March 29, 2026

Man Computer Symbiosis

Humans spent tens of thousands of years evolving language. We can convey complex ideas in seconds just by talking. Then 150 years ago we invented the keyboard because we didn't have the technology to turn speech directly into writing. So we built this intermediary, compressing everything down to ten fingers hunting for letters on a grid. It made sense at the time. But AI speech-to-text now runs on-device, low latency, high accuracy. We finally have the technology to go straight from voice to text. So why are we still typing?

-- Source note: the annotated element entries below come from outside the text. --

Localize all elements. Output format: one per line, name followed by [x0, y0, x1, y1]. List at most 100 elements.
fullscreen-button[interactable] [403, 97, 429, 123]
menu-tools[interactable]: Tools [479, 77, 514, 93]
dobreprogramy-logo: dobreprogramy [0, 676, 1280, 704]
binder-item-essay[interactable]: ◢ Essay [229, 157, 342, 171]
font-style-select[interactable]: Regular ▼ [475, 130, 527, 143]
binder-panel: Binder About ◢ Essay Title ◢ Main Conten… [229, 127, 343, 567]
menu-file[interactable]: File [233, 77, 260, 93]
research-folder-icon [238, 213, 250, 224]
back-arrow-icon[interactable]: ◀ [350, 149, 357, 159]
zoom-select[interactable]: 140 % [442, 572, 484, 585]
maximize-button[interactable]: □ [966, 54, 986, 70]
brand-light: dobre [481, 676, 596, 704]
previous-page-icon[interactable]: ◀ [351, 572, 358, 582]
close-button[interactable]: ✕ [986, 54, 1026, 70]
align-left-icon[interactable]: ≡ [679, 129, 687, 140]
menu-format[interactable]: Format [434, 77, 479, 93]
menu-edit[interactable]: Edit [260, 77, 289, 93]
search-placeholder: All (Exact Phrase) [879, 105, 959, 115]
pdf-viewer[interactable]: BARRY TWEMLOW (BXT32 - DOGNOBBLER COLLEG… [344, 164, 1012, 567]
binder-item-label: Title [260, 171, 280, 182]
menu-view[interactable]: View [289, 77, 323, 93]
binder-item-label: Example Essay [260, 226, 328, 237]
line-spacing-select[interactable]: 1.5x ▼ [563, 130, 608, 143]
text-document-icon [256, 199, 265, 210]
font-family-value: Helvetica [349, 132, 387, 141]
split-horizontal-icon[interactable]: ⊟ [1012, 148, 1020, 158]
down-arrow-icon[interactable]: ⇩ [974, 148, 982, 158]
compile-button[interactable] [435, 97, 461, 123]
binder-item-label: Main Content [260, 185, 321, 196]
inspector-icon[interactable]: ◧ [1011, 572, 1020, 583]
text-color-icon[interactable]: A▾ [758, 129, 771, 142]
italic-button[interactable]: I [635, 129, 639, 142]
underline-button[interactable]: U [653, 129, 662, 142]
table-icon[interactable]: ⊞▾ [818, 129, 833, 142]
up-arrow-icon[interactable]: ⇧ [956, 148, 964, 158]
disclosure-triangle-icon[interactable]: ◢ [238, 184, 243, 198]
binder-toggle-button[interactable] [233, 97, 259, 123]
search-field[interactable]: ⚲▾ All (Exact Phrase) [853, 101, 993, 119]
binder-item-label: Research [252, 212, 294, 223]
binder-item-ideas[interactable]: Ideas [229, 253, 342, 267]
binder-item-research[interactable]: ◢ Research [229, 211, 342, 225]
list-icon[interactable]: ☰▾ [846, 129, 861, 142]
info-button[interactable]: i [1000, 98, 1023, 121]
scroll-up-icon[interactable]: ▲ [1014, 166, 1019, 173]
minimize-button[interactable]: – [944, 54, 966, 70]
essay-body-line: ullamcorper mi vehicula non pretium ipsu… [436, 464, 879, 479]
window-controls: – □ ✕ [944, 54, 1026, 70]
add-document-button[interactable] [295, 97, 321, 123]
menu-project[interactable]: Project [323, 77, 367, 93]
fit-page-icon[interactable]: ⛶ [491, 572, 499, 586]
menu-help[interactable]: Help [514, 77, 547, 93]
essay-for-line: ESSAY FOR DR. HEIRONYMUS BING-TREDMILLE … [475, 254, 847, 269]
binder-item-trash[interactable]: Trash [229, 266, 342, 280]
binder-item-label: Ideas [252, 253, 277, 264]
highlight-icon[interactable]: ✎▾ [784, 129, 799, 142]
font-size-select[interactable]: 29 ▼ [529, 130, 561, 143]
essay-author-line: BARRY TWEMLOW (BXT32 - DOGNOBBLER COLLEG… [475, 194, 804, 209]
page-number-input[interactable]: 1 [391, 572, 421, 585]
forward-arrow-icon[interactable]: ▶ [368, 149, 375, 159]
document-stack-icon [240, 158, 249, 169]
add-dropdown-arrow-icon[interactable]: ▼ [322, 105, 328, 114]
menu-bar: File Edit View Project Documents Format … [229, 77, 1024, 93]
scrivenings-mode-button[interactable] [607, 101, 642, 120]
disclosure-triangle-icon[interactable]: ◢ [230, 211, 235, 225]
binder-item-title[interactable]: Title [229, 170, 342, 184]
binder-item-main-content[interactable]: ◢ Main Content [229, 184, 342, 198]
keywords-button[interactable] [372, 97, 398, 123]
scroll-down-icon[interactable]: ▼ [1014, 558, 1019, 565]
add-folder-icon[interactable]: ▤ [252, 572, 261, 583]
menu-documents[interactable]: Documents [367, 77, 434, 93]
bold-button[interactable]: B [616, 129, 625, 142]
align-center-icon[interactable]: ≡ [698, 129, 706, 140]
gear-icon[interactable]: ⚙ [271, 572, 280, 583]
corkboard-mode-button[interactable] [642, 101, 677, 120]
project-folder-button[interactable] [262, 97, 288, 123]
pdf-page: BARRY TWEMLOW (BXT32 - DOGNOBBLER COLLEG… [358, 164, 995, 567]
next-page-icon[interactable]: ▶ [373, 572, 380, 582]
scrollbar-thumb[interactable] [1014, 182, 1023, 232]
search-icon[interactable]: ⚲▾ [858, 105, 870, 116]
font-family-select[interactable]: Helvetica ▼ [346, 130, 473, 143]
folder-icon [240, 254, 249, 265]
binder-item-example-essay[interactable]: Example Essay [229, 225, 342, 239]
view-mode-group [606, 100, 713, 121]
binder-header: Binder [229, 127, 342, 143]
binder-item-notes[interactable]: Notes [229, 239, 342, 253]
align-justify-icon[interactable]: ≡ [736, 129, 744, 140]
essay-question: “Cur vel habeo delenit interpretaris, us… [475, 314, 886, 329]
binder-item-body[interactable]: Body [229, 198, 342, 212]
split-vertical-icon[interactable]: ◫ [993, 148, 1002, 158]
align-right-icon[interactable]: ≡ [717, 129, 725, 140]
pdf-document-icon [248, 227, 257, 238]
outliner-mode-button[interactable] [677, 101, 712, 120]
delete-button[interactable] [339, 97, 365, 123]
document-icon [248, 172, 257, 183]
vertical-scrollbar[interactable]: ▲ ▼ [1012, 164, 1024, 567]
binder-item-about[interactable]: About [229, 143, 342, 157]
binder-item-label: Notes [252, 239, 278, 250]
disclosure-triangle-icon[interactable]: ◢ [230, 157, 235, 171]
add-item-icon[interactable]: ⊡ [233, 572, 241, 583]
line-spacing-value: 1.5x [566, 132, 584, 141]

I use push-to-talk transcription at work every day. Hold a key, talk, release, text appears. When I wanted the same on my personal laptop, every option was paid. $10/month, $30 one-time. The AI model doing the work is free and open source, the audio APIs are built into macOS, the compute runs on my own hardware. Why am I paying someone to wrap a free model in an Electron app?

Building Screamer

Screamer is a free, open-source app that turns your voice into text instantly. Hold a key, speak, release, done.

Mentioned the problem at dinner with friends, everyone shrugged with a "it is what it is" look on their face, so I went home and started building.

Five days from dinner to launch

Under the Hood: What Makes It Fast

Screamer is Rust calling into whisper.cpp, so everything compiles down to a native binary with no runtime overhead. On Apple Silicon, inference runs on the GPU via Metal acceleration. No Electron, no Python, no server round-trips. Just native code talking directly to your hardware. Here's what that enables:

Two warm pipelines that never block each other. One state for live preview, one for final transcription. The live worker polls every 350ms with a non-blocking try_lock(), skips if busy. Final transcription uses its own state and goes straight to paste.

// Live preview: skip if busy
transcriber.try_transcribe(&padded_samples) // returns Ok(None) if locked

// Final: always succeeds, separate state
StateAccess::Borrowed(guard) => guard,

Inference tuned for short utterances. audio_ctx is sized to the actual utterance, not the full model window. Rounded to 64-unit GPU-friendly boundaries with hardware-specific floors (256 Apple Silicon, 384 Intel). Greedy decoding, single segment, no timestamps.

fn recommended_audio_ctx(&self, samples: &[f32]) -> i32 {
    let required = ceil_div(samples.len(), AUDIO_CTX_SAMPLES_PER_UNIT) as i32;
    round_up_to_multiple(required.max(self.config.adaptive_audio_ctx_min), 64)
        .min(self.ctx.n_audio_ctx())
}

params = FullParams::new(SamplingStrategy::Greedy { best_of: 1 });
params.set_no_context(true);
params.set_single_segment(true);

The model never sees audio it doesn't need. Screamer finds the actual speech region in 20ms RMS frames, trims everything else, drops clips under 0.3s. Buffer is pre-allocated and reused.

fn trimmed_speech_range(samples: &[f32]) -> Option<Range<usize>> {
    let (start, end) = speech_activity_bounds(samples)?;
    Some(start.saturating_sub(1600)..(end + 1600).min(samples.len()))
}

if trimmed_len < 4800 { return; } // 0.3s @ 16kHz

The Future is Voice

Every sci-fi movie or game you've watched or played, Iron Man, Halo, Her, Star Wars, nobody is typing. People talk to machines. That's always been the vision and yet here we are in 2026 on a keyboard layout from 1873.

We speak roughly 3x faster than we type. Typing was never the way we were meant to talk to machines, it was just the only option we had. It's not anymore. Speech-to-text runs locally, in real time, with accuracy that would have been science fiction five years ago. Think about self-driving cars. We didn't rebuild the roads, we adapted the machine to the infrastructure we already had. Language is the same. We don't need to adapt ourselves to machines through keyboards. We can use our language directly. The machine should meet us where we are.

The models are free. The tools are free. The code is open source. Maybe the app should be too.